19 September 2021

Third year, exponentially

Today was the Third Annual Knitting in the Pasture With Sheep event, and the weather for it was glorious.  It's just a bunch of people in a pasture with a flock of sheep for a couple of hours, the humans talking and knitting (or crocheting) and the sheep running through periodically.  Last year they were calmer and checked out what we were working on, but last year was cold and rainy and we reached only 47 persons, which was three times what we'd had the first year.

The official picture in 2020, just before it poured rain and the humans left.

This year, the final count was 230 humans.  That's around six persons to each sheep, so no wonder they were a bit freaked out and preferred to hide in the corners of the field.

My friend took this photo - you can just barely see me near the solar panels.
Look for somebody in black with this shirt.  There were so many of us that other than
the official group photo, many of us took video to document all the humans.

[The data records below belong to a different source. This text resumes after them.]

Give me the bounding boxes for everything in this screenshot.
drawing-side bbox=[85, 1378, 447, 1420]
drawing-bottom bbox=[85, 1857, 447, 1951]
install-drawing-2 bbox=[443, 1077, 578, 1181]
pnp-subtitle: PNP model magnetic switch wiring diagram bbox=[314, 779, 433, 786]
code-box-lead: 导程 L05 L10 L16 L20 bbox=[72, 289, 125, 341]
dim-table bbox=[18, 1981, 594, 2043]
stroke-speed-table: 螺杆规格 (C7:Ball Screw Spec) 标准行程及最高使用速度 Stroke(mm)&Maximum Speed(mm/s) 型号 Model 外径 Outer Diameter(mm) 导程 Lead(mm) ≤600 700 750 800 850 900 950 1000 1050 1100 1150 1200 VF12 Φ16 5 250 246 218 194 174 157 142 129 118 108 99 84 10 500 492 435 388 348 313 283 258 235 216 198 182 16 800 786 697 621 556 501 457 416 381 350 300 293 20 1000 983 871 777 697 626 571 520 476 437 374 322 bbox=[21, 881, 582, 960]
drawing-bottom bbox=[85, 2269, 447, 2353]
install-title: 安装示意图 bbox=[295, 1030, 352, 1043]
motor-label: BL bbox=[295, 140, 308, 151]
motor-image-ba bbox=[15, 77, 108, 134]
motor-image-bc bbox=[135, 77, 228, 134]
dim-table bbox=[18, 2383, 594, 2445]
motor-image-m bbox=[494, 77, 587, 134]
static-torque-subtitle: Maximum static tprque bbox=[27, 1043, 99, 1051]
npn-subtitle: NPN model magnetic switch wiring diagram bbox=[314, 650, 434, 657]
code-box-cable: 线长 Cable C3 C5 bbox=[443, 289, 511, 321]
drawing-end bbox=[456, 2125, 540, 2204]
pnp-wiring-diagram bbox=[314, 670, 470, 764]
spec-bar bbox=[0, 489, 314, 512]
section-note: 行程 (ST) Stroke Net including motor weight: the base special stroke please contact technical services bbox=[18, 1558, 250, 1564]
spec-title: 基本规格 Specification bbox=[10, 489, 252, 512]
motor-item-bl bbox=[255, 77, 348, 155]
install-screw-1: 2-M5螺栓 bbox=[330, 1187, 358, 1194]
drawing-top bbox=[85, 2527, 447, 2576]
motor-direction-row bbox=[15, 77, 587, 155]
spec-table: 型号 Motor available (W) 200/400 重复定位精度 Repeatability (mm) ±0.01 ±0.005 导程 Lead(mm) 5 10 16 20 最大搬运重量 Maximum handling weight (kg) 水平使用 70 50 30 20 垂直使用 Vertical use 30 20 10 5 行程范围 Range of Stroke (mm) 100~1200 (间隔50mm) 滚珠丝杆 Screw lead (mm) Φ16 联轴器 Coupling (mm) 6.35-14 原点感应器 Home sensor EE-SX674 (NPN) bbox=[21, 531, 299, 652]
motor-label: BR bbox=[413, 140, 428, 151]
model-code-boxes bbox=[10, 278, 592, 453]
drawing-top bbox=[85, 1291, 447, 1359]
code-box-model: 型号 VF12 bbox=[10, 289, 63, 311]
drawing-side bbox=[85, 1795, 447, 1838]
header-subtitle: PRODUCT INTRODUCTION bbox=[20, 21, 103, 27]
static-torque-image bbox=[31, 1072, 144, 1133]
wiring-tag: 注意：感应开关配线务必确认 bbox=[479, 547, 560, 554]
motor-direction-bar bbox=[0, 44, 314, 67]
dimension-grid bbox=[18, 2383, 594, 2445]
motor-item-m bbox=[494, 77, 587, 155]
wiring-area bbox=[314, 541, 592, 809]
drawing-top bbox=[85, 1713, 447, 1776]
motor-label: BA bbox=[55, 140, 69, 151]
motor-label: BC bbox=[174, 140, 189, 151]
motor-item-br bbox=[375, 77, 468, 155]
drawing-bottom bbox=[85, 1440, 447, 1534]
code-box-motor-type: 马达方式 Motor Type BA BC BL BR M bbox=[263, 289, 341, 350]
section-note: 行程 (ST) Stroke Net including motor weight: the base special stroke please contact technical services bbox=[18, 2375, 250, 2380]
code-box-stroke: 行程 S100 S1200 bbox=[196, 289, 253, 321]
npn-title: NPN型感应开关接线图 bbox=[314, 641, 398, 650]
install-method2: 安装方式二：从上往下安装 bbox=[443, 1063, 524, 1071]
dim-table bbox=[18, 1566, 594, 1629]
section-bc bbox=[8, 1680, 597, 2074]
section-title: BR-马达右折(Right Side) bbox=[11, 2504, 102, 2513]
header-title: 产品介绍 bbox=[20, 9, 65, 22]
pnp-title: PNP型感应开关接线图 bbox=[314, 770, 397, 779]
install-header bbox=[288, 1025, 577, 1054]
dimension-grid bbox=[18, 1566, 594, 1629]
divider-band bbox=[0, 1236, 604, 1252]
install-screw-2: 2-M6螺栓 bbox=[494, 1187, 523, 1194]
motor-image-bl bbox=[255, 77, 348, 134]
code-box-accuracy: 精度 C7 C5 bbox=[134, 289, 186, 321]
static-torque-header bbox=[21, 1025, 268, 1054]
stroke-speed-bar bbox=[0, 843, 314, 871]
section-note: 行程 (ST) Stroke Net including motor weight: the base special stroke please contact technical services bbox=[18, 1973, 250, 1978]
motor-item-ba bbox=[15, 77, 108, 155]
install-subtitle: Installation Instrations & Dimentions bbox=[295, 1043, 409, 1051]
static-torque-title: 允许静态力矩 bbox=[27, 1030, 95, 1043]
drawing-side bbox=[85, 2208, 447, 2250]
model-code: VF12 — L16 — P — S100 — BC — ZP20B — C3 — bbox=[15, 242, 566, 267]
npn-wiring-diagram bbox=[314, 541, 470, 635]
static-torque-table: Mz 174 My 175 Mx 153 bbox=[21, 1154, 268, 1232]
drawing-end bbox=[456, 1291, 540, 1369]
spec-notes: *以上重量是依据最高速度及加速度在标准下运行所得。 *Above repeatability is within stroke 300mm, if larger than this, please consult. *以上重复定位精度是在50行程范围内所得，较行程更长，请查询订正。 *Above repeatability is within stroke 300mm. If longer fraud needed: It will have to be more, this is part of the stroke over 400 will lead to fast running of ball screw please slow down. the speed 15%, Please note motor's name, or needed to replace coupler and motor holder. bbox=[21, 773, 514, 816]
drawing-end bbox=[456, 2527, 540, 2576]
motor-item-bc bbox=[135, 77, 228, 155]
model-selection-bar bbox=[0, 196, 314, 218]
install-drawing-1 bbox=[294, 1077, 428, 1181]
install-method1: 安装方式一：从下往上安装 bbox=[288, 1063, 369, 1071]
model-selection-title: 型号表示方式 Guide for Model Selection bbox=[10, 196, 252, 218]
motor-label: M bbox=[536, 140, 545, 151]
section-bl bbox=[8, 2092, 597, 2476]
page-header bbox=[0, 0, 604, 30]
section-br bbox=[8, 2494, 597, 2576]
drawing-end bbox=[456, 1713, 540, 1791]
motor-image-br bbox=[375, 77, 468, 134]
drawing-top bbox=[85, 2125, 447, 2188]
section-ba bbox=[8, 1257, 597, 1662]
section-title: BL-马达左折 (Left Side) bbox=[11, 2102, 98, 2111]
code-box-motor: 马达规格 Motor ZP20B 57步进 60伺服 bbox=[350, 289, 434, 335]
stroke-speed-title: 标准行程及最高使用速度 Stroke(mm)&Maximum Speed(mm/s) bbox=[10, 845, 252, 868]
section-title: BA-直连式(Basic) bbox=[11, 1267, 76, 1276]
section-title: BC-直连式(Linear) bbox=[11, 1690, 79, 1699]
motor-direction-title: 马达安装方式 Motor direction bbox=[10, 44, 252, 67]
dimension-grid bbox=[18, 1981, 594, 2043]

I took a hat on a circular needle in a very appropriate project bag (they call it a 'yarn pouch'):

The pattern is Barleylight by Tin Can Knits.  I'd started it, realized that it was coming out too big, so instead of my morning walk I quickly frogged and cast on, and by the end of the event the ribbing was done.  Yarn is some random handdyed from my stash that was wound and has no tag.

I had fun.


Mid-Month Resolutions Update

I managed to get a hand-sprain at the beginning of the month, so fiber work was curtained, and thus no progress to speak of on UFOs or my KnitTalk Q3 Make-Along project.  As you can see, I am doing better, and I've been focusing on items for the group that collects for orphans in Kazakhstan.  I want to get the box filled and shipped and be done - then I see somebody needs mittens, or whatever, and I happen to have yarn that I want to use up, and so........

I have been reading, though.  The current book is My Dear Hamilton which is thick in the number of pages but flimsy in physical construction.  It's not an intellectually heavy read, but interesting in the character studies it presents.  I'm about a third of the way through.